ARLUQ

i.                                                                                                                                         

En son hatırladığım şey maviydi. Koyu, derin bir mavi. Yüzeye çıkmak istemiyordum artık. Aksine, batıyordum. Dibe ve daha da dibe. Okyanusun kalbine doğru.

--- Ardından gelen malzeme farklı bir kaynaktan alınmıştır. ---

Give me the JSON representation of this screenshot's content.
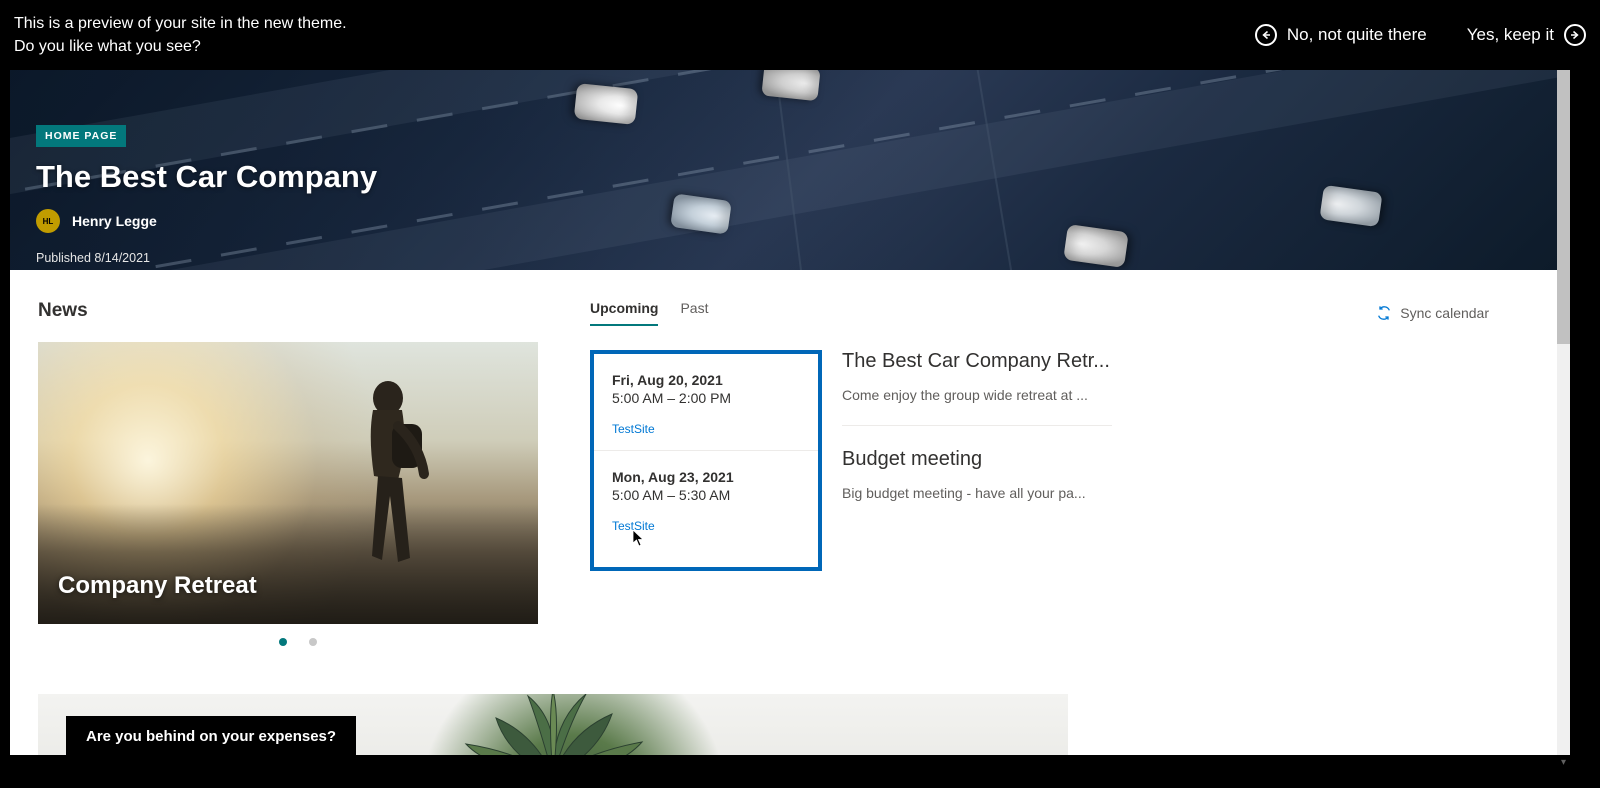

Beyaz Deniz Tesisi’ne on dört ay kadar önce gelmiştim. Faroe Adaları’ndan üç saatlik bir gemi yolculuğu ile ulaşılabilen, küçük bir adadaydık. Yirmi yıl önce kurulmuş bir araştırma tesisiydi. Uluslararası olmasına rağmen şu zamanlarda az rağbet görüyordu, öyle ki buraya gelen ilk Amerikalı bendim. Teklifi ilk aldığımda; kalkıp da nüfusu kırk altı ve azalan , yıl boyu soğuk ve rüzgârlı bu adaya gitme isteği hiç uyanmamıştı içimde. Ancak yaptığımız küçük bir tartışmadan sonra, Florida Üniversitesi’ndeki büyüğüm olan bir meslektaşıma bir şeyler kanıtlamak istemiştim. Dalışlarımızda hep teknede kalmak istediğim için benimle dalga geçerlerdi. Yaptığım işi düşününce biraz ironik olsa da, okyanus her zaman beni korkutmuştur. O kadar devasa ve sonsuza dek değişken bir şeyin içinde olmanın hissettirdiği yalnızlık üstüme geliyor. Batıyor ve batıyorsun ancak sonu gelmiyor, sadece dipsiz mavi ve soğuk… Bir süre sonra oksijen tankım sonuna kadar dolu olsa da nefes alamıyorum.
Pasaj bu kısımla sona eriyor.